Some research also shows that quercetin has a greater effect when combined with other flavonoid supplements, such as genistein, catechins, and resveratrol. (19, 20, 21) Look for labels that contain quercetin along with these absorption boosters.


Other Immune-Supporting Habits to Keep in Mind

There are several other habits to keep in mind that goes a long way in supporting your immune system. These include:

1. Reduce stress

Studies show stress, whether short-term stress like during an exam or long-term chronic stress, severely suppresses immune cell function. (22)

Aim to practice stress-relieving activities daily, such as yoga or walking in nature.

Try these: The 5 Best Yoga Poses to De-Stress

2. Sleep

Research shows sleep plays a crucial role in regulating our immune system, namely by increasing the efficiency of specific immune cells. (23)

If you’re having trouble sleeping, try turning off all lights including those from laptops and phones, at least an hour before bed. You can also try diffusing lavender essential oil, or drinking valerian tea.

If you’re having trouble sleeping, try these 8 Tips for Better, More Effective Sleep.

3. Stay hydrated

Staying hydrated can also help boost your immunity by reducing stress on your body, and also because moisture is needed to produce mucus, which acts as a barrier against pathogens entering your mouth and nose. (24)

Be sure to get at least the recommended 8 glasses per day.

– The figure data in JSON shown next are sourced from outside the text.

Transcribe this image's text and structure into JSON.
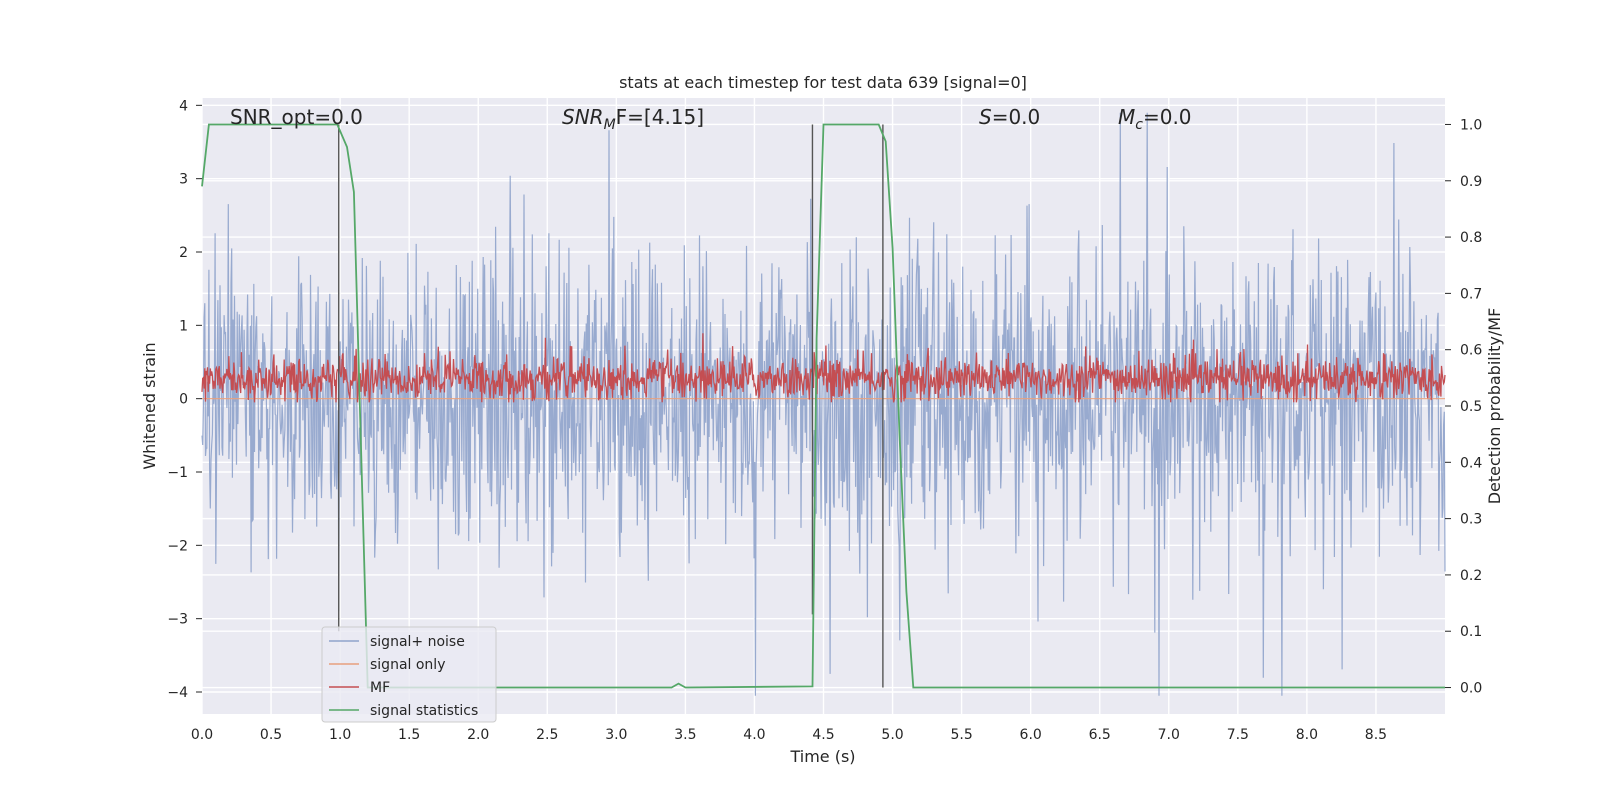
{
  "chart_data": {
    "type": "line",
    "title": "stats at each timestep for test data 639 [signal=0]",
    "xlabel": "Time (s)",
    "ylabel_left": "Whitened strain",
    "ylabel_right": "Detection probability/MF",
    "xlim": [
      0.0,
      9.0
    ],
    "ylim_left": [
      -4.3,
      4.1
    ],
    "ylim_right": [
      -0.047,
      1.047
    ],
    "x_ticks": [
      "0.0",
      "0.5",
      "1.0",
      "1.5",
      "2.0",
      "2.5",
      "3.0",
      "3.5",
      "4.0",
      "4.5",
      "5.0",
      "5.5",
      "6.0",
      "6.5",
      "7.0",
      "7.5",
      "8.0",
      "8.5"
    ],
    "y_left_ticks": [
      "4",
      "3",
      "2",
      "1",
      "0",
      "−1",
      "−2",
      "−3",
      "−4"
    ],
    "y_right_ticks": [
      "1.0",
      "0.9",
      "0.8",
      "0.7",
      "0.6",
      "0.5",
      "0.4",
      "0.3",
      "0.2",
      "0.1",
      "0.0"
    ],
    "grid": true,
    "legend_position": "lower-left",
    "annotations": [
      {
        "prefix": "SNR_opt=0.0",
        "italic": "",
        "sub": "",
        "suffix": ""
      },
      {
        "prefix": "",
        "italic": "SNR",
        "sub": "M",
        "suffix": "F=[4.15]"
      },
      {
        "prefix": "",
        "italic": "S",
        "sub": "",
        "suffix": "=0.0"
      },
      {
        "prefix": "",
        "italic": "M",
        "sub": "c",
        "suffix": "=0.0"
      }
    ],
    "series": [
      {
        "name": "signal+ noise",
        "axis": "left",
        "color": "#8fa3cb",
        "description": "whitened strain noise, amplitude about ±1 with peaks to ±3",
        "sample_count": 1800
      },
      {
        "name": "signal only",
        "axis": "left",
        "color": "#e8a07e",
        "x": [
          0.0,
          9.0
        ],
        "y": [
          0.0,
          0.0
        ]
      },
      {
        "name": "MF",
        "axis": "left",
        "color": "#c44e52",
        "description": "matched filter output oscillating between about 0.0 and 0.6",
        "sample_count": 1800
      },
      {
        "name": "signal statistics",
        "axis": "right",
        "color": "#55a868",
        "x": [
          0.0,
          0.05,
          0.5,
          0.98,
          1.05,
          1.1,
          1.2,
          3.4,
          3.45,
          3.5,
          4.42,
          4.45,
          4.5,
          4.9,
          4.95,
          5.0,
          5.05,
          5.1,
          5.15,
          9.0
        ],
        "y": [
          0.89,
          1.0,
          1.0,
          1.0,
          0.96,
          0.88,
          0.0,
          0.0,
          0.007,
          0.0,
          0.002,
          0.62,
          1.0,
          1.0,
          0.97,
          0.78,
          0.45,
          0.17,
          0.0,
          0.0
        ]
      }
    ],
    "vertical_markers": [
      {
        "x": 0.99,
        "top": 1.0,
        "bottom": 0.1
      },
      {
        "x": 4.42,
        "top": 1.0,
        "bottom": 0.13
      },
      {
        "x": 4.93,
        "top": 1.0,
        "bottom": 0.0
      }
    ]
  }
}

If you’re not a water drinker, these recipes might help: 21 Infused Water Recipes to Help You Hydrate.

4. Exercise

Studies show regular exercise improves the defense activity of your immune system, while also helping to fight inflammation. (25)

Get active for at least 30 minutes a day, 4 to 5 days a week. For more on exercise, read Movement 101.

You don’t need a gym membership or fancy equipment to do this workout, just a dishtowel! 21 Exercises You Can Do with a Dish Towel.


The Bottom Line

Choosing foods rich in quercetin (or supplementing) can go a long way in boosting your natural immunity, while also helping protect your body from DNA damage.